Paulo jamais pode ser confundido com um teólogo de gabinete. Sua mensagem tinha ligações profundas e estreitas com a sua prática, e não seria na Carta aos Romanos que ele mudaria o seu estilo. Podemos concluir então que a interferência nos problemas locais abordados na carta, não era nem de longe o seu objetivo, mas que ele visava, antes de tudo, o seu apostolado missionário. É a partir de Roma que Paulo começa a perceber os problemas da expansão missionária, e o quanto esta ameaça a unidade da igreja. É a partir daí que ele começa a se perguntar: Poderia a Igreja de Roma fazer parte do corpo de Cristo, estando ela geográfica e doutrinariamente distante da igreja mãe, conquanto recebesse dela apenas breves notícias? Poderia esta igreja transformar-se na base espiritual, material e estratégica em seu intuito de evangelizar a Espanha, sem ferir a autoridade da Igreja de Jerusalém?

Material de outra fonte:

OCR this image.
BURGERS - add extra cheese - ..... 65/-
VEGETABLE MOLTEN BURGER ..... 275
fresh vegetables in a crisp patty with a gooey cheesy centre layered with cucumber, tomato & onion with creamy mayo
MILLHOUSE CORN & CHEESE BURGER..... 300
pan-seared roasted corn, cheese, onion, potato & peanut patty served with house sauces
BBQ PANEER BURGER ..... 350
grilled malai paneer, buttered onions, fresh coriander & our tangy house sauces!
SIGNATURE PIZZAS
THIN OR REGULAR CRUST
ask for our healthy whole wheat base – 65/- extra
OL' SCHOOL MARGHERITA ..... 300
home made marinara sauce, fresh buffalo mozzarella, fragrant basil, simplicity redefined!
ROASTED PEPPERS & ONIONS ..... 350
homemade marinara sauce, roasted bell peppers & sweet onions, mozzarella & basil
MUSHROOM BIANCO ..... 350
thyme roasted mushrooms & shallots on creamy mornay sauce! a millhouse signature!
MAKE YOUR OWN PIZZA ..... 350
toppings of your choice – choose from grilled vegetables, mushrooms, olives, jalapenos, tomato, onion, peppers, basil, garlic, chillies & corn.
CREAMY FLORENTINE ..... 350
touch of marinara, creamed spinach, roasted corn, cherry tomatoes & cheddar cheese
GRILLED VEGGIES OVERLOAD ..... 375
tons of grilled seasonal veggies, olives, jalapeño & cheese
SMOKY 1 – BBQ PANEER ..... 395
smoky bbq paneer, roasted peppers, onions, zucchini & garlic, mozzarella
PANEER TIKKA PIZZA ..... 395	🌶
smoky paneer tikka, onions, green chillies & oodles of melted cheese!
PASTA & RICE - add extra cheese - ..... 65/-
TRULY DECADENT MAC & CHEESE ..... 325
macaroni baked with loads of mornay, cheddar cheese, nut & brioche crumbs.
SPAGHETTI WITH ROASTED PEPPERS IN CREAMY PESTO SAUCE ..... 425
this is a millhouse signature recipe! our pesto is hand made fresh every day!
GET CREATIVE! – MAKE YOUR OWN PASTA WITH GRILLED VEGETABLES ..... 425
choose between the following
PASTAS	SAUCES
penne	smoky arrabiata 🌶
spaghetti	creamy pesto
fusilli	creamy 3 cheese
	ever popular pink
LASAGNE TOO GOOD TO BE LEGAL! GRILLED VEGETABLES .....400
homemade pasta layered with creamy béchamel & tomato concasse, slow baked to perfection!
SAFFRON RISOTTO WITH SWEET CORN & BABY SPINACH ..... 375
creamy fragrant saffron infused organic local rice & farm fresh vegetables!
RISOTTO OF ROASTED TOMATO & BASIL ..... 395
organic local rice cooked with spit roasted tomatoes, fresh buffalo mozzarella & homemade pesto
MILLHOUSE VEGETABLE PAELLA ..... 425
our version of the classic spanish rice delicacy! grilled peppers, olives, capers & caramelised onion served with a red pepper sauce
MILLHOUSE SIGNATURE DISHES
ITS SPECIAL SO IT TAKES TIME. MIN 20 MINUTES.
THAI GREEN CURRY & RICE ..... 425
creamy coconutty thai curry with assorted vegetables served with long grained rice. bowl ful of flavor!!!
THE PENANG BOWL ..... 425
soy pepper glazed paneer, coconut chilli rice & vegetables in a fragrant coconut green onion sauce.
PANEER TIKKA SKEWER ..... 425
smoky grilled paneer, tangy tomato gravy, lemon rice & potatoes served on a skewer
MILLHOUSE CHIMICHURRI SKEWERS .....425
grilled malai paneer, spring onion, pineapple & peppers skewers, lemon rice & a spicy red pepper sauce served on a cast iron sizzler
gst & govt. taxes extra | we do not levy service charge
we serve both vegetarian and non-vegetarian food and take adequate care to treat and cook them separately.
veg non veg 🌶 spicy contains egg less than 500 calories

Não seria difícil para o experimentado apóstolo responder a este desafio imediato com uma doutrina que traduzisse a necessidade de adaptação às novas condições. Somente isso faria com que as várias comunidades que formavam a Igreja de Roma estabelecessem um tipo de organização que mantivesse a unidade interna, e a projetasse exteriormente como uma igreja sólida e coerente. Demonstraria respeito e submissão ao colégio dos Doze apóstolos e à tradição apostólica de Jerusalém. Como poderia também, com os olhos voltados para a desproporcionalidade entre as duas cidades, fazer de Roma a verdadeira capital do Cristianismo gentílico, o que ia ao encontro das aspirações tanto de judeus cristãos como de cristãos de origem pagã.
Mas não é isso que acontece, e sim efetivamente o contrário. Em vez de apresentar soluções externas, Paulo vai buscar afirmação na realidade mais profunda que essa igreja apresentava: a quase impossível convivência entre os dois grupos de cristãos de Roma. Utilizando-se do mistério da encarnação de Cristo que derruba de vez a barreira religiosa e racial erguida pelo legalismo mosaico, ele faz a igreja enxergar que pela fé, todos indistintamente usufruem das promessas feitas a Abraão, pelo batismo estão imediatamente incorporados ao grande rebanho de Deus, e igualmente orientados e consolados pelo Espírito Santo. A esta incipiente igreja Paulo apresenta a sua principal doutrina, a justificação pela fé, que como condição fundamental exige a unidade dos cristãos acima da uniformidade de princípios, e a continuidade da igreja como projeto de Deus para salvar o mundo.